I was up in the tree for the expressed purpose of taking the lights, that I had so carefully placed in those branches a month ago, back down. It is the part of the dance that gives me the satisfaction of a job being complete, but also pains me a bit because I know that I won't be looking out the front window at dusk to see Holiday Magic coming alive. All that magic has been unplugged, rolled up and stuck back in the plastic tubs where it will stay for another eleven months. It is also the second time in a month that I find myself up in a tree.
Before I strung the lights, I took the time to prune away many of the extraneous branches that had popped up over the summer and were creating a challenge for my decorating process. I would like to tell you that my respect for all living things extends to the plum tree in our front yard, but that may not be completely true. Of all the trees on our property, and we have a few, it is the least photogenic. It is also the heartiest, and seems to grow with a will that embarrasses the rest of our shrubbery. That's why I have to give it props, as they say. All that gusto is, however, what makes it necessary for me to hack at it in my voluminous spare time. It continually threatens the phone and cable TV wires coming into our house from the pole outside.
That's why I did what I did.
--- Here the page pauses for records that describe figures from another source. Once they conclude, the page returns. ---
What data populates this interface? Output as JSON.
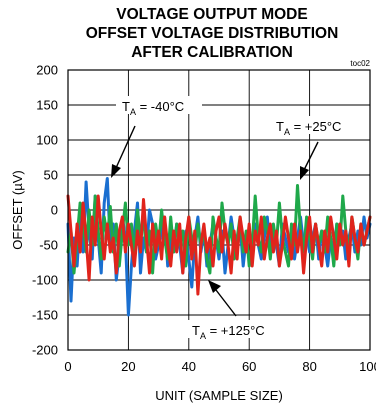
{
  "chart_data": {
    "type": "line",
    "title": [
      "VOLTAGE OUTPUT MODE",
      "OFFSET VOLTAGE DISTRIBUTION",
      "AFTER CALIBRATION"
    ],
    "tag": "toc02",
    "xlabel": "UNIT (SAMPLE SIZE)",
    "ylabel": "OFFSET (µV)",
    "xlim": [
      0,
      100
    ],
    "ylim": [
      -200,
      200
    ],
    "xticks": [
      0,
      20,
      40,
      60,
      80,
      100
    ],
    "yticks": [
      200,
      150,
      100,
      50,
      0,
      -50,
      -100,
      -150,
      -200
    ],
    "grid": true,
    "annotations": [
      {
        "main": "T",
        "sub": "A",
        "rest": " = -40°C"
      },
      {
        "main": "T",
        "sub": "A",
        "rest": " = +25°C"
      },
      {
        "main": "T",
        "sub": "A",
        "rest": " = +125°C"
      }
    ],
    "series": [
      {
        "color": "#1a6fd0",
        "x": [
          0,
          1,
          2,
          3,
          4,
          5,
          6,
          7,
          8,
          9,
          10,
          11,
          12,
          13,
          14,
          15,
          16,
          17,
          18,
          19,
          20,
          21,
          22,
          23,
          24,
          25,
          26,
          27,
          28,
          29,
          30,
          31,
          32,
          33,
          34,
          35,
          36,
          37,
          38,
          39,
          40,
          41,
          42,
          43,
          44,
          45,
          46,
          47,
          48,
          49,
          50,
          51,
          52,
          53,
          54,
          55,
          56,
          57,
          58,
          59,
          60,
          61,
          62,
          63,
          64,
          65,
          66,
          67,
          68,
          69,
          70,
          71,
          72,
          73,
          74,
          75,
          76,
          77,
          78,
          79,
          80,
          81,
          82,
          83,
          84,
          85,
          86,
          87,
          88,
          89,
          90,
          91,
          92,
          93,
          94,
          95,
          96,
          97,
          98,
          99,
          100
        ],
        "values": [
          -20,
          -130,
          -40,
          -80,
          -10,
          -60,
          40,
          -30,
          -70,
          20,
          -40,
          -90,
          10,
          45,
          -50,
          -20,
          -100,
          -60,
          -10,
          -40,
          -150,
          -80,
          -30,
          10,
          -90,
          -40,
          -60,
          0,
          -20,
          -70,
          -50,
          -30,
          -10,
          -80,
          -40,
          -60,
          -20,
          -50,
          -90,
          -30,
          -70,
          -110,
          -40,
          -10,
          -60,
          -30,
          -80,
          -50,
          -20,
          -40,
          -70,
          -30,
          -90,
          -50,
          -10,
          -40,
          -60,
          -20,
          -80,
          -40,
          -30,
          -60,
          -20,
          -50,
          -70,
          -40,
          -10,
          -60,
          -30,
          -50,
          -80,
          -20,
          -40,
          -60,
          -30,
          -70,
          -40,
          -10,
          -50,
          -30,
          -60,
          -40,
          -20,
          -70,
          -30,
          -50,
          -80,
          -40,
          -60,
          -20,
          -50,
          -30,
          -70,
          -40,
          -20,
          -60,
          -30,
          -50,
          -10,
          -40,
          -20
        ]
      },
      {
        "color": "#1fa84a",
        "x": [
          0,
          1,
          2,
          3,
          4,
          5,
          6,
          7,
          8,
          9,
          10,
          11,
          12,
          13,
          14,
          15,
          16,
          17,
          18,
          19,
          20,
          21,
          22,
          23,
          24,
          25,
          26,
          27,
          28,
          29,
          30,
          31,
          32,
          33,
          34,
          35,
          36,
          37,
          38,
          39,
          40,
          41,
          42,
          43,
          44,
          45,
          46,
          47,
          48,
          49,
          50,
          51,
          52,
          53,
          54,
          55,
          56,
          57,
          58,
          59,
          60,
          61,
          62,
          63,
          64,
          65,
          66,
          67,
          68,
          69,
          70,
          71,
          72,
          73,
          74,
          75,
          76,
          77,
          78,
          79,
          80,
          81,
          82,
          83,
          84,
          85,
          86,
          87,
          88,
          89,
          90,
          91,
          92,
          93,
          94,
          95,
          96,
          97,
          98,
          99,
          100
        ],
        "values": [
          -60,
          -30,
          -90,
          -40,
          10,
          -20,
          -60,
          0,
          -50,
          20,
          -30,
          -70,
          -10,
          -40,
          5,
          -60,
          -20,
          -80,
          -30,
          10,
          -50,
          -20,
          -70,
          0,
          -40,
          -10,
          -60,
          -30,
          -90,
          -20,
          -50,
          0,
          -40,
          -70,
          -10,
          -60,
          -20,
          -50,
          -30,
          -80,
          -10,
          -40,
          -60,
          -20,
          -50,
          -30,
          -70,
          -90,
          -10,
          -40,
          -60,
          10,
          -30,
          -50,
          -20,
          -70,
          -40,
          -10,
          -60,
          -30,
          -80,
          -50,
          20,
          -40,
          -60,
          -10,
          -30,
          -70,
          -20,
          -50,
          10,
          -40,
          -60,
          -80,
          -20,
          -50,
          35,
          -30,
          -60,
          -10,
          -40,
          -70,
          -20,
          -50,
          -30,
          -60,
          -10,
          -40,
          -80,
          -20,
          -50,
          20,
          -30,
          -60,
          -10,
          -40,
          -70,
          -20,
          -50,
          -30,
          -10
        ]
      },
      {
        "color": "#e0241c",
        "x": [
          0,
          1,
          2,
          3,
          4,
          5,
          6,
          7,
          8,
          9,
          10,
          11,
          12,
          13,
          14,
          15,
          16,
          17,
          18,
          19,
          20,
          21,
          22,
          23,
          24,
          25,
          26,
          27,
          28,
          29,
          30,
          31,
          32,
          33,
          34,
          35,
          36,
          37,
          38,
          39,
          40,
          41,
          42,
          43,
          44,
          45,
          46,
          47,
          48,
          49,
          50,
          51,
          52,
          53,
          54,
          55,
          56,
          57,
          58,
          59,
          60,
          61,
          62,
          63,
          64,
          65,
          66,
          67,
          68,
          69,
          70,
          71,
          72,
          73,
          74,
          75,
          76,
          77,
          78,
          79,
          80,
          81,
          82,
          83,
          84,
          85,
          86,
          87,
          88,
          89,
          90,
          91,
          92,
          93,
          94,
          95,
          96,
          97,
          98,
          99,
          100
        ],
        "values": [
          20,
          -30,
          -80,
          -20,
          -60,
          10,
          -40,
          -100,
          -10,
          -50,
          20,
          -30,
          -70,
          -20,
          -60,
          -40,
          -90,
          -30,
          -10,
          -60,
          -20,
          -50,
          -80,
          -30,
          -60,
          15,
          -40,
          -90,
          -20,
          -60,
          -30,
          -70,
          -10,
          -50,
          -80,
          -30,
          -60,
          -20,
          -90,
          -40,
          -10,
          -70,
          -30,
          -120,
          -50,
          -20,
          -60,
          -40,
          -80,
          -30,
          -10,
          -60,
          -20,
          -50,
          -90,
          -30,
          -70,
          -10,
          -40,
          -60,
          -20,
          -80,
          -30,
          -50,
          -10,
          -70,
          -40,
          -20,
          -60,
          -30,
          -80,
          -50,
          -10,
          -40,
          -70,
          -20,
          -60,
          -30,
          -90,
          -40,
          -10,
          -60,
          -20,
          -50,
          -80,
          -30,
          -60,
          -10,
          -40,
          -70,
          -20,
          -50,
          -30,
          -80,
          -10,
          -40,
          -60,
          -20,
          -50,
          -30,
          -10
        ]
      }
    ]
  }
}
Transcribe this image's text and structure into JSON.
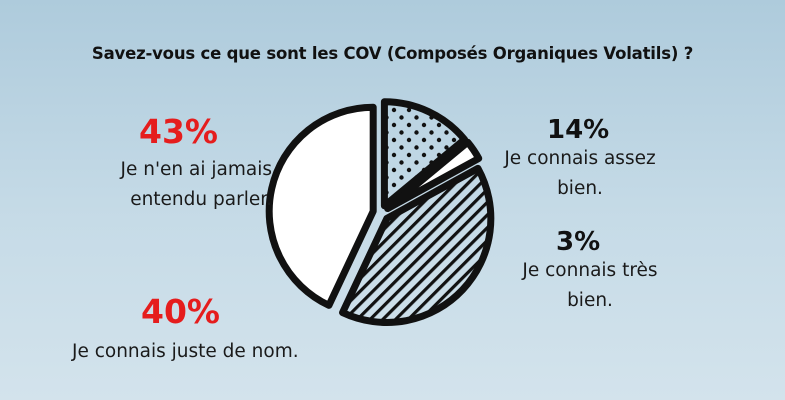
{
  "chart_data": {
    "type": "pie",
    "title": "Savez-vous ce que sont les COV  (Composés Organiques Volatils) ?",
    "slices": [
      {
        "value_label": "14%",
        "value": 14,
        "label_line1": "Je connais assez",
        "label_line2": "bien.",
        "fill": "dots"
      },
      {
        "value_label": "3%",
        "value": 3,
        "label_line1": "Je connais très",
        "label_line2": "bien.",
        "fill": "none"
      },
      {
        "value_label": "40%",
        "value": 40,
        "label_line1": "Je connais juste de nom.",
        "label_line2": "",
        "fill": "stripes"
      },
      {
        "value_label": "43%",
        "value": 43,
        "label_line1": "Je n'en ai jamais",
        "label_line2": "entendu parler.",
        "fill": "none"
      }
    ],
    "colors": {
      "highlight": "#e51d1d",
      "ink": "#111111"
    }
  }
}
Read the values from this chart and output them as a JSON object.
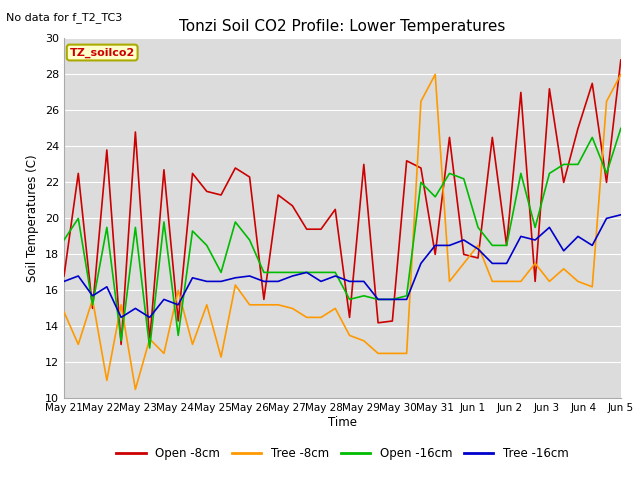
{
  "title": "Tonzi Soil CO2 Profile: Lower Temperatures",
  "subtitle": "No data for f_T2_TC3",
  "xlabel": "Time",
  "ylabel": "Soil Temperatures (C)",
  "ylim": [
    10,
    30
  ],
  "xlim": [
    0,
    15
  ],
  "legend_label": "TZ_soilco2",
  "background_color": "#dcdcdc",
  "series": {
    "open_8cm": {
      "label": "Open -8cm",
      "color": "#cc0000"
    },
    "tree_8cm": {
      "label": "Tree -8cm",
      "color": "#ff9900"
    },
    "open_16cm": {
      "label": "Open -16cm",
      "color": "#00bb00"
    },
    "tree_16cm": {
      "label": "Tree -16cm",
      "color": "#0000cc"
    }
  },
  "x_tick_labels": [
    "May 21",
    "May 22",
    "May 23",
    "May 24",
    "May 25",
    "May 26",
    "May 27",
    "May 28",
    "May 29",
    "May 30",
    "May 31",
    "Jun 1",
    "Jun 2",
    "Jun 3",
    "Jun 4",
    "Jun 5"
  ],
  "open_8cm": [
    16.8,
    22.5,
    15.0,
    23.8,
    13.0,
    24.8,
    13.2,
    22.7,
    14.3,
    22.5,
    21.5,
    21.3,
    22.8,
    22.3,
    15.5,
    21.3,
    20.7,
    19.4,
    19.4,
    20.5,
    14.5,
    23.0,
    14.2,
    14.3,
    23.2,
    22.8,
    18.0,
    24.5,
    18.0,
    17.8,
    24.5,
    18.5,
    27.0,
    16.5,
    27.2,
    22.0,
    25.0,
    27.5,
    22.0,
    28.8
  ],
  "tree_8cm": [
    14.8,
    13.0,
    15.5,
    11.0,
    15.2,
    10.5,
    13.3,
    12.5,
    16.0,
    13.0,
    15.2,
    12.3,
    16.3,
    15.2,
    15.2,
    15.2,
    15.0,
    14.5,
    14.5,
    15.0,
    13.5,
    13.2,
    12.5,
    12.5,
    12.5,
    26.5,
    28.0,
    16.5,
    17.5,
    18.5,
    16.5,
    16.5,
    16.5,
    17.5,
    16.5,
    17.2,
    16.5,
    16.2,
    26.5,
    28.0
  ],
  "open_16cm": [
    18.8,
    20.0,
    15.2,
    19.5,
    13.2,
    19.5,
    12.8,
    19.8,
    13.5,
    19.3,
    18.5,
    17.0,
    19.8,
    18.8,
    17.0,
    17.0,
    17.0,
    17.0,
    17.0,
    17.0,
    15.5,
    15.7,
    15.5,
    15.5,
    15.7,
    22.0,
    21.2,
    22.5,
    22.2,
    19.5,
    18.5,
    18.5,
    22.5,
    19.5,
    22.5,
    23.0,
    23.0,
    24.5,
    22.5,
    25.0
  ],
  "tree_16cm": [
    16.5,
    16.8,
    15.7,
    16.2,
    14.5,
    15.0,
    14.5,
    15.5,
    15.2,
    16.7,
    16.5,
    16.5,
    16.7,
    16.8,
    16.5,
    16.5,
    16.8,
    17.0,
    16.5,
    16.8,
    16.5,
    16.5,
    15.5,
    15.5,
    15.5,
    17.5,
    18.5,
    18.5,
    18.8,
    18.3,
    17.5,
    17.5,
    19.0,
    18.8,
    19.5,
    18.2,
    19.0,
    18.5,
    20.0,
    20.2
  ]
}
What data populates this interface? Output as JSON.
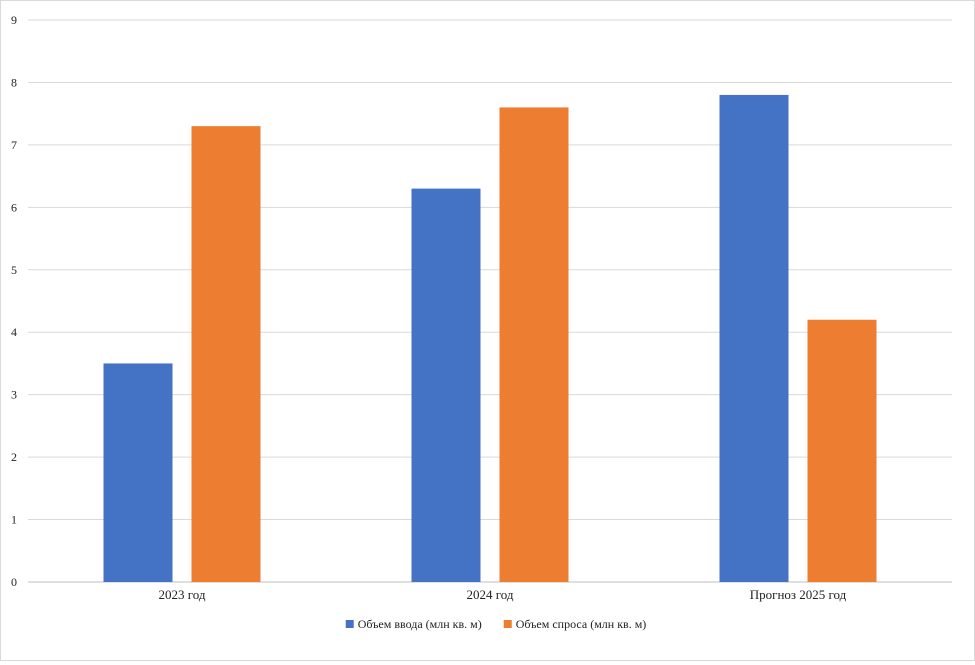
{
  "chart_data": {
    "type": "bar",
    "title": "",
    "xlabel": "",
    "ylabel": "",
    "categories": [
      "2023 год",
      "2024 год",
      "Прогноз 2025 год"
    ],
    "series": [
      {
        "name": "Объем ввода (млн кв. м)",
        "color": "#4472C4",
        "values": [
          3.5,
          6.3,
          7.8
        ]
      },
      {
        "name": "Объем спроса (млн кв. м)",
        "color": "#ED7D31",
        "values": [
          7.3,
          7.6,
          4.2
        ]
      }
    ],
    "ylim": [
      0,
      9
    ],
    "yticks": [
      0,
      1,
      2,
      3,
      4,
      5,
      6,
      7,
      8,
      9
    ],
    "grid": true,
    "legend_position": "bottom"
  }
}
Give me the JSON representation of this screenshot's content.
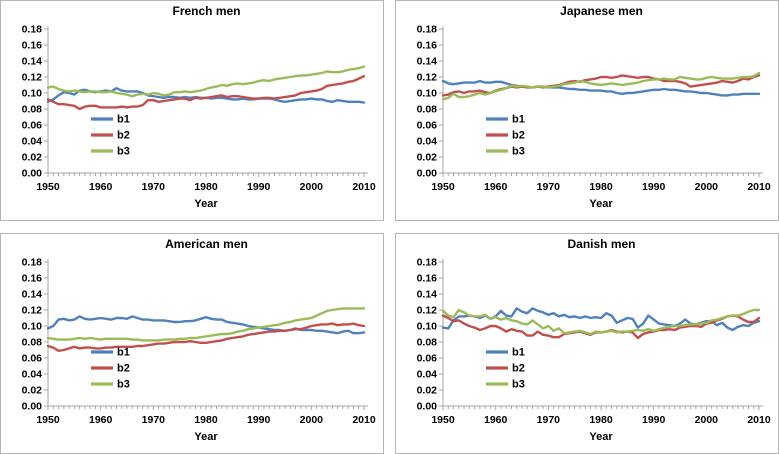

After I had taken the last strand of lights from the branches and lowered them to the ground, I found myself faced with at least a dozen suckers that were sticking straight up into the sky, threatening our communications system once again. I hesitated for a few moments, imagining that I would find myself out there again when the spring came, whittling away at the offending twigs and leaves. When I awoke from this reverie, I climbed back down, went to the garage and came back with the saw.
Don't panic. I didn't cut the whole thing down. That wouldn't have been humane, and it would have taken considerably more time and machinery than I had at my disposal. Instead, I climbed back up to my perch and found the base of the offending branch, a good foot in circumference. The reciprocating saw made short work of this chunk of wood, and soon it was a six-foot long log at on the ground. the overhead wires were safe once again, perhaps this time for good. As I sat there, in that lofty spot, I had a sudden urge to build a tree fort. It has been a while since the last time I had a place where I could sit and watch the world go by, maybe as I ate a snack or read a book. Up with the birds and the low-hanging clouds. I thought of the treehouses I have built in my life. I thought about the feelings of the trees. I appreciated the tenacity of our plum tree once again, and climbed back down to the earth where I belong.